The Sansing at Oxford Commons: Phase 1 Underway, Phase 2 Placed on Hold by Oxford Planning Department

Development of Oxford’s newest shopping center is well underway. The first phase of The Sansing at Oxford Commons is scheduled to be completed in March 2017. With 15,000 square feet of retail and restaurant space, the development is set to serve what developer Blake Tartt sees as an “underserved” area of Oxford. 

The Sansing will feature a brand new restaurant by the name of Southern Craft. Owned and operated by Griffin Tanner, owner of the Round Table, the restaurant’s menu will consist of everything from craft beers and steaks to wine and high-end salads. Originally the development was set to have a Fuddruckers, but Tartt decided against the burger chain in the interest of giving the people of Oxford a restaurant with a local flavor. 

“I really wanted to support local business, and Southern Craft was a better option to show that support,” Tartt said. “We’re excited about Southern Craft, as well as Freshii, who we just signed a deal with.”

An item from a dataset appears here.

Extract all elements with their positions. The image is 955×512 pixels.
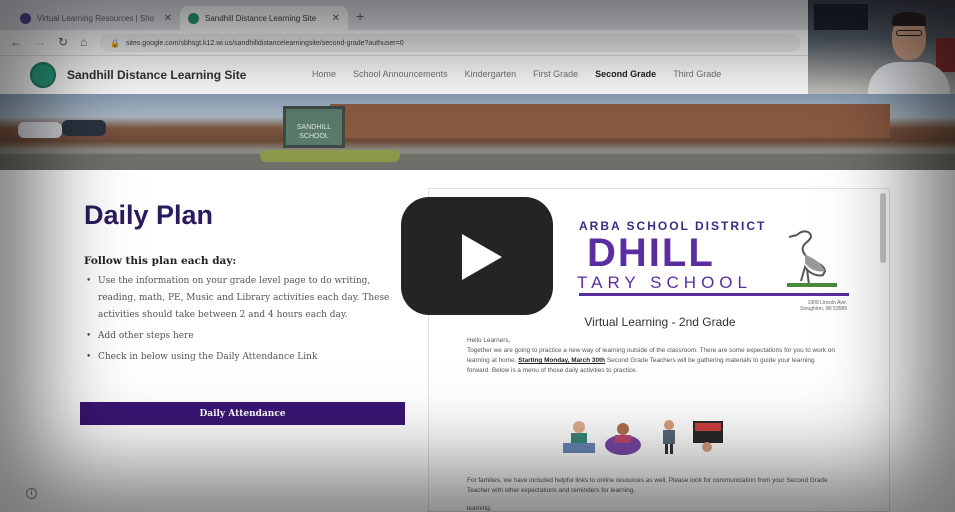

A high-end, boutique/retail style apartment complex is set to be built in the next phase of development at The Sansing, but has been placed on hold for the time being due to a moratorium period placed on construction on Sisk Ave. The hold is due to “the overburdened intersection of Sisk with Hwy 7,” according to director of planning Judy Daniel. City Engineer Bart Robinson hopes that a resolution can be agreed upon, and is most concerned with the safety of Oxford citizens. 

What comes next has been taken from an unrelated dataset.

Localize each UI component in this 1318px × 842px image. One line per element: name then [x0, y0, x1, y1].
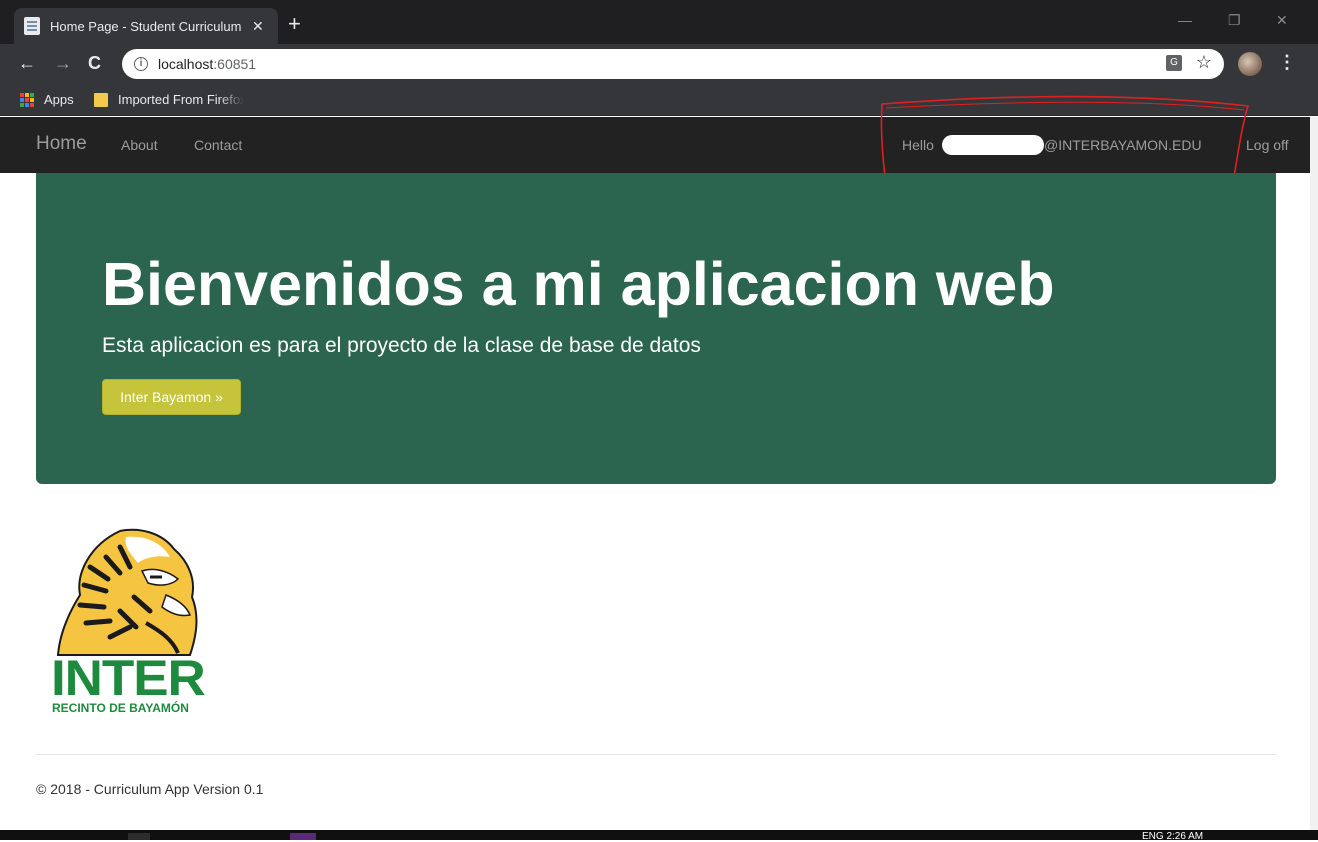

“Obviously, the sooner the better.  We are hoping to find a resolution to the problem through a TIF Bond.  Currently, the timeline depends on developers providing a development agreement that with terms the Board of Aldermen will approve.  The resolution will increase capacity and decrease safety concerns at the intersection of Highway 7 and Sisk Avenue.”

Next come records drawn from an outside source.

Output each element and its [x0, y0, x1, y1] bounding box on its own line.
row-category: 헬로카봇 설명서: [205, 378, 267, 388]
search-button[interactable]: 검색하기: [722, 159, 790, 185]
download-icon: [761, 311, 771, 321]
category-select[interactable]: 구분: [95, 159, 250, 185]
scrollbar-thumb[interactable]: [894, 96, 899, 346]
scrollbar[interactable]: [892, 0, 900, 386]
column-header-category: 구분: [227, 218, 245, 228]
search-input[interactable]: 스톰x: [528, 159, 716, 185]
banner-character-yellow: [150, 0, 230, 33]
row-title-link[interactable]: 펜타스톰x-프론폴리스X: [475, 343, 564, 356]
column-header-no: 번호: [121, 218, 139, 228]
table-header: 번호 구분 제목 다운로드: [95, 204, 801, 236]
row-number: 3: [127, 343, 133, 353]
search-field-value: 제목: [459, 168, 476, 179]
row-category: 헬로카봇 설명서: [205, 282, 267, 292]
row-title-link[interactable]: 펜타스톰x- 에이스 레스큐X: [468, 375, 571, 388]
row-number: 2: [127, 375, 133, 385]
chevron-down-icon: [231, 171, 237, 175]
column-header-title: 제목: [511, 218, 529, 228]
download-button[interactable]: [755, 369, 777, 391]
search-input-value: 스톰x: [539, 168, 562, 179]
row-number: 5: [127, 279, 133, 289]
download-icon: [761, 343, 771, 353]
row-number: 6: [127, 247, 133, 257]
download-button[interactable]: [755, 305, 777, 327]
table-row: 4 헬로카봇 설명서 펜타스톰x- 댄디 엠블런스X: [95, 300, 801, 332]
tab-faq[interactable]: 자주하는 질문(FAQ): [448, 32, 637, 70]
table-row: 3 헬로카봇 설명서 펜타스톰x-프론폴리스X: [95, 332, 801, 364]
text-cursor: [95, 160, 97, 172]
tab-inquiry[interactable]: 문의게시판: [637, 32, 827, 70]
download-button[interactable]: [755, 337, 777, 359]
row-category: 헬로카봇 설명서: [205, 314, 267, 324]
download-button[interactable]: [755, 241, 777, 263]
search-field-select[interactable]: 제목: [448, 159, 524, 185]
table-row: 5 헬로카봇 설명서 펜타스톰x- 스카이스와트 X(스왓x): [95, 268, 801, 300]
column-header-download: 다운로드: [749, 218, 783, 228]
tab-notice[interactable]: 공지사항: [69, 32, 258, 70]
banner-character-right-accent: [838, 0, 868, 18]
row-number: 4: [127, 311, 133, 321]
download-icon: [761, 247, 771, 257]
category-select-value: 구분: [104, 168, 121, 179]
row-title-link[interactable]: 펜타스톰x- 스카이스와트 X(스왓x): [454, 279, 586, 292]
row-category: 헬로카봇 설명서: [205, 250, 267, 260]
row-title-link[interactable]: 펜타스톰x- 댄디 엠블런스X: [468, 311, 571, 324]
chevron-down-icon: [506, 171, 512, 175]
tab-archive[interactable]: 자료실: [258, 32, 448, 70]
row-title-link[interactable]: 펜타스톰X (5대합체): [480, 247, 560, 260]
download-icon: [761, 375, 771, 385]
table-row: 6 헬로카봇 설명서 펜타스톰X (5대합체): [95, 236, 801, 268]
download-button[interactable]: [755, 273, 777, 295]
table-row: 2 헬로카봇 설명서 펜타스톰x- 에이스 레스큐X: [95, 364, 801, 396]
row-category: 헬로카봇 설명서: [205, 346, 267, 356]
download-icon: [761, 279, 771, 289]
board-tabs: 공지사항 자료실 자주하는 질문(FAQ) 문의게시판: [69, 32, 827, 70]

While his development has been placed on hold, Tartt agrees with the reasoning behind it and appreciates the way the city has handled the challenging situation. 

“The city has been great to work with, and I think they are doing the right thing. They have issues out there, and it’s great that they’re dealing with them before more construction will take place,” Tartt said. “I do business in a lot of cities, and Oxford has been the best city to deal with in this type of situation.” 

The apartment building will be unique in the fact that it will not be open to students. A 21-and-up age limit will be placed on the units in an effort to serve the growing young professional population in Oxford. 

“We’re doing something completely unfocused on students. There’s a lack of class-A, multi-family units for young professionals, and this apartment complex will help serve that need,” Tartt said. 

Construction on the second phase is dependent on a resolution between the planning department, MDOT, and the Mayor. Once a resolution is found, Tartt noted that construction on the apartments should take around 12 months. Several retailers have already begun the process of joining the development, according to Tartt.